Which leads me to one of the best qualities about rice flour and the reason it is so often used.
- It has an incredibly subtle taste. So if you want the butter or spices or other flavourings to shine in your bakes then rice flour is an excellent choice.
However, like most gluten-free flours it does a much better job if paired with other gluten-free flours to give a more rounded bake.
Disadvantages of rice flour
- Overuse - Not only is rice flour the most widely available alternative flour but it is also the flour which most commercial brands use as their main ingredient in their gluten-free flour blends. In fact our tendency to rely on rice flour for gluten-free baking is one of the reasons why Alanna Taylor-Tobin in her excellent gluten-free baking book called Alternative Baker chooses not to include any recipes with rice flour as she feels that its tendency to dominate the gluten-free field can lead to a mono diet.
- Difficult to absorb liquid - as discussed above rice flour is also a bit of a tricky beast as it can turn bakes dry and crumbly due to this issue.
For this reason rice flour should always be used judiciously as this flour is probably the reason why most people judge gluten-free baking as gritty but with a gummy mouthfeel. It works very well blended with other flours in baked goods to round out the texture and result in bakes that taste authentically good not just ‘good for gluten-free’.
Rice flour uses
The best qualities of white rice flour can be exploited if blended with softer wholegrain flours and starchy flours with better binding properties.
Try using rice flour blends like these in bakes like:
- Salted Caramel Chocolate Espresso Cake - rice flour, oat flour and tapioca starch
- Golden Beetroot Carrot Cake - rice flour and oat flour
- Courgette Oatmeal Cake - rice flour and oat flour
- Vegan Chocolate Coconut Banana Bread - rice flour, oat flour and tapioca flour
- Gluten-Free Carrot Cake - brown rice flour and sorghum flour
Read here to learn more about blending flours >>> The Ultimate Guide to Alternative & Gluten-Free Flours
However, it is possible to use rice flour as the sole flour in a recipe if paired with ground nuts as the added protein will give your bake stability and moisture to counteract any dry or grittiness.
READ MORE >>> Rice Flour Madeira Cake
Rice Flour Baking Tip
Allow your cake batter to rest for at least 10-15 minutes before placing in the oven.

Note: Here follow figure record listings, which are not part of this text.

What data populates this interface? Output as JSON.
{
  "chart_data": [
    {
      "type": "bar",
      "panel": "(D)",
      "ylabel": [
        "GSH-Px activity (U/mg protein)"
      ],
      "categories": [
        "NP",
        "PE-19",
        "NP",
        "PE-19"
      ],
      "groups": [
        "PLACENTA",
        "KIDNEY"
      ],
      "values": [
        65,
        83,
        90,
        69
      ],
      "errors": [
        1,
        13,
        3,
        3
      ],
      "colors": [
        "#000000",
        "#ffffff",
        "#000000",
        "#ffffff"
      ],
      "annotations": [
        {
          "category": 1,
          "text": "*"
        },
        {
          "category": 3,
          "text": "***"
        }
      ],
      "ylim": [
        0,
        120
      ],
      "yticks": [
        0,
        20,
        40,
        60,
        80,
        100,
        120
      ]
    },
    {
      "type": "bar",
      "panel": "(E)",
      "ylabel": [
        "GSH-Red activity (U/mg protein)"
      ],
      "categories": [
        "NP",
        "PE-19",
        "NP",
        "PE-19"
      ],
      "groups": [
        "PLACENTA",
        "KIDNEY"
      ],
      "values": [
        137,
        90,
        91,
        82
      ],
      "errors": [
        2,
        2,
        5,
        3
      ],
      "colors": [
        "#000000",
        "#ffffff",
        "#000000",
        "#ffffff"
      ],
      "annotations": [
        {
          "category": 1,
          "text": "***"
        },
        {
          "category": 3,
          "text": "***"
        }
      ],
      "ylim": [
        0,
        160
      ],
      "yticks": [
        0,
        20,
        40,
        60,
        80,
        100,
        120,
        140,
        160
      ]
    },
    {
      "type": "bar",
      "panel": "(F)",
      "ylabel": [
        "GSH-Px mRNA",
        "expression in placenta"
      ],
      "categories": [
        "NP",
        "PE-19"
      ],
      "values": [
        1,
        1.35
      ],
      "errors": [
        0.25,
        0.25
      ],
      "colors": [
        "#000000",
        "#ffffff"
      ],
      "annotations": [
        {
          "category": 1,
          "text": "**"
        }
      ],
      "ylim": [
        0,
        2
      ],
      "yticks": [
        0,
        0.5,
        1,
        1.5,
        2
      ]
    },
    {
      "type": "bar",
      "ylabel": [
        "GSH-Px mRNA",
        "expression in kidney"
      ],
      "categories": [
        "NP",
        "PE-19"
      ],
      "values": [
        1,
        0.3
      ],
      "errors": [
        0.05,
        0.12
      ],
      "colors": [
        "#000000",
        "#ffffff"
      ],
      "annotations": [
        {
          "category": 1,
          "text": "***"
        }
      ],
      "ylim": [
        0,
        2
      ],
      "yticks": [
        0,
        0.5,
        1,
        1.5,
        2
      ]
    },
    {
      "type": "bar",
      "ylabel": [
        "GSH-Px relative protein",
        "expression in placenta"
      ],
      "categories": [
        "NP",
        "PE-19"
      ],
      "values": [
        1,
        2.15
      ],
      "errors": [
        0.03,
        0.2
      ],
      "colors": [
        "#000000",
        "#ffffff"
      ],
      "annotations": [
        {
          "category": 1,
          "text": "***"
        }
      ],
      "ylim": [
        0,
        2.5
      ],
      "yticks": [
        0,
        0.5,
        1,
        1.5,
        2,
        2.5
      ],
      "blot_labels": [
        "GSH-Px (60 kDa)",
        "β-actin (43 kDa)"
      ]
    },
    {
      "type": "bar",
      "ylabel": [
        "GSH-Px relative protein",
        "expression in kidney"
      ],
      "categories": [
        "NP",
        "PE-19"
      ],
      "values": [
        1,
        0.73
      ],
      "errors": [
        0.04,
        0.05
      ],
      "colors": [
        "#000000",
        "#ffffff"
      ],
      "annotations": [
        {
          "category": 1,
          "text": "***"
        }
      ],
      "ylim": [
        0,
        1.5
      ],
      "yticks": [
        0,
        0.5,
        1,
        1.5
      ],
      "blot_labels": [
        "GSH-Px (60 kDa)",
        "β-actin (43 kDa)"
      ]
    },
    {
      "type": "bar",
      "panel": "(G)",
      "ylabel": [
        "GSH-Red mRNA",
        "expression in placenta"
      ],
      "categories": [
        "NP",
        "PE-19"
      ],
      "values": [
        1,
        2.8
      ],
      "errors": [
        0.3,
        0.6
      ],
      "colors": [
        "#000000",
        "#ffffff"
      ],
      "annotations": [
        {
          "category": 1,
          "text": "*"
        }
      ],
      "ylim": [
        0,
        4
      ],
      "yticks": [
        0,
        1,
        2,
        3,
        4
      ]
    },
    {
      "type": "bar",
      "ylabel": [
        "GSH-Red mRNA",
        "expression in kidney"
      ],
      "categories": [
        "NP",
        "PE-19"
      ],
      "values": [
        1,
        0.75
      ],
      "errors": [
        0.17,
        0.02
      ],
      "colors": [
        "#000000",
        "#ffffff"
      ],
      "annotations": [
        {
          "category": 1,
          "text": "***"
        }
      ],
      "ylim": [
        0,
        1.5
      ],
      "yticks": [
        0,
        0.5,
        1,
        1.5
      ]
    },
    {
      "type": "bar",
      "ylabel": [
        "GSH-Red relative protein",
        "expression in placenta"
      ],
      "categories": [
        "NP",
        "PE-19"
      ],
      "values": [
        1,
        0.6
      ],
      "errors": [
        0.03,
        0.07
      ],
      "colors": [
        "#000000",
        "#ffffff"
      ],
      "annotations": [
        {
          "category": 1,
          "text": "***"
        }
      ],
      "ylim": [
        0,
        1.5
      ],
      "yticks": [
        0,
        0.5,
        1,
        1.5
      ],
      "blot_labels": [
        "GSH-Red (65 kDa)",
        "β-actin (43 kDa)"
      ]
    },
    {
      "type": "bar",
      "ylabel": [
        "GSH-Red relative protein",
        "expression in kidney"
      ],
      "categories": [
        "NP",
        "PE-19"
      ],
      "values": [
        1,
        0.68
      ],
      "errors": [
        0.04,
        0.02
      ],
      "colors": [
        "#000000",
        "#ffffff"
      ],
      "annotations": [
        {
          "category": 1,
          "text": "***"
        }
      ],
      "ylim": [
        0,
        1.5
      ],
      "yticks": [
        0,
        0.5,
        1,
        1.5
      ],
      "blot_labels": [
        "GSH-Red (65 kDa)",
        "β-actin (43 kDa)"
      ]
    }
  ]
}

The finely ground rice will soften slightly leading to better absorption of liquids which will help with any potential grittiness.

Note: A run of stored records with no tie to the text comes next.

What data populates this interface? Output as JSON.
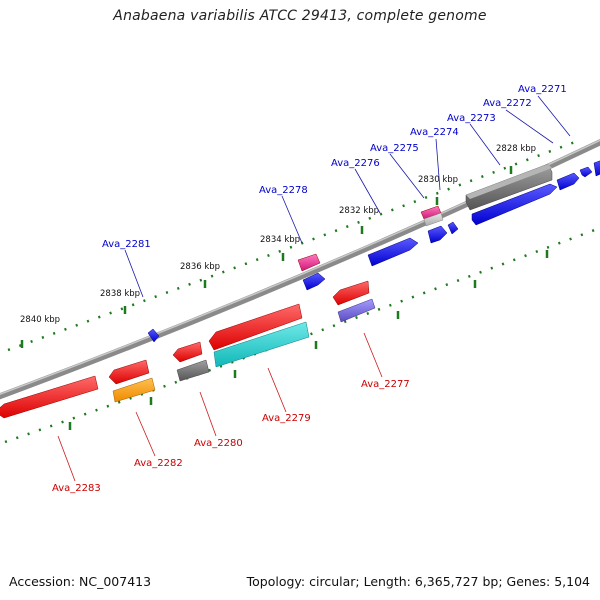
{
  "title": "Anabaena variabilis ATCC 29413, complete genome",
  "footer": {
    "accession": "Accession: NC_007413",
    "summary": "Topology: circular; Length: 6,365,727 bp; Genes: 5,104"
  },
  "ticks": [
    "2828 kbp",
    "2830 kbp",
    "2832 kbp",
    "2834 kbp",
    "2836 kbp",
    "2838 kbp",
    "2840 kbp"
  ],
  "genes_forward": [
    "Ava_2271",
    "Ava_2272",
    "Ava_2273",
    "Ava_2274",
    "Ava_2275",
    "Ava_2276",
    "Ava_2278",
    "Ava_2281"
  ],
  "genes_reverse": [
    "Ava_2277",
    "Ava_2279",
    "Ava_2280",
    "Ava_2282",
    "Ava_2283"
  ],
  "colors": {
    "backbone": "#8a8a8a",
    "tick": "#1e7a1e",
    "forward_gene": "#0000ee",
    "reverse_gene": "#ee0000",
    "grey_feature": "#666666",
    "pink_feature": "#e8208a",
    "cyan_feature": "#12c4c4",
    "purple_feature": "#7466cc",
    "orange_feature": "#ff9900"
  }
}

The granular texture of rice flour which can be a hindrance in your baking can be a real boon in your everyday cooking. Using rice flour as a coating for frying adds more crunch than regular wheat flour and is a lot lighter.
As rice flour is so delicate and light it creates the most beautifully lacy crisp pancakes.

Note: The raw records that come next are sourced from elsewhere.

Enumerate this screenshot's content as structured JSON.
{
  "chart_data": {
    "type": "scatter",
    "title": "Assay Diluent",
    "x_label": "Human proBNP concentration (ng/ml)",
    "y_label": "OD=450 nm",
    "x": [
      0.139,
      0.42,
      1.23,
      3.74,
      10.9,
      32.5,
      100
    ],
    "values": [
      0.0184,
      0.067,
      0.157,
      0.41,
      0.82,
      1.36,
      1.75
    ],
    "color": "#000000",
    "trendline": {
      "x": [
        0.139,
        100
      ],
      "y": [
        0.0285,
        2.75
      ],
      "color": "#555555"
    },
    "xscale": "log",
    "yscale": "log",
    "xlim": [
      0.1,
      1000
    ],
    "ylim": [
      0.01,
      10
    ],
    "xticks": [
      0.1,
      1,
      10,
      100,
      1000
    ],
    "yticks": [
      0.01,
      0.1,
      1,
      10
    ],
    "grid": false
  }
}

Try using it in these recipes:
Rice flour gives an excellent crunch, so as you can imagine it is a great flour when you are making a batter. Since it is also neutral in flavour it doesn't overpower the main ingredients of a recipe. Try using it in the gluten-free versions of these classic recipes and the crust of your batter will be light and crisp:
Where to buy rice flour
There are various brands of rice flour and the texture can be quite different across the board. Make sure you are using a very finely ground rice flour which won’t impede your recipe and will allow for better incorporation with the other ingredients. Courser rice flours will mean the liquid in your recipe is not absorbed as well which can lead to flatter and greasy bakes. I recommend Doves Farm Gluten Free Rice Flour which is ground beautifully. For US based readers then Bob’s Red Mill is also brilliant but more difficult to get hold of for us UK based bakers.
How to store it
Rice flour keeps very well if stored in an airtight container in a cool dark place like a larder or pantry. Once opened, if tightly sealed, it can keep for up to a year.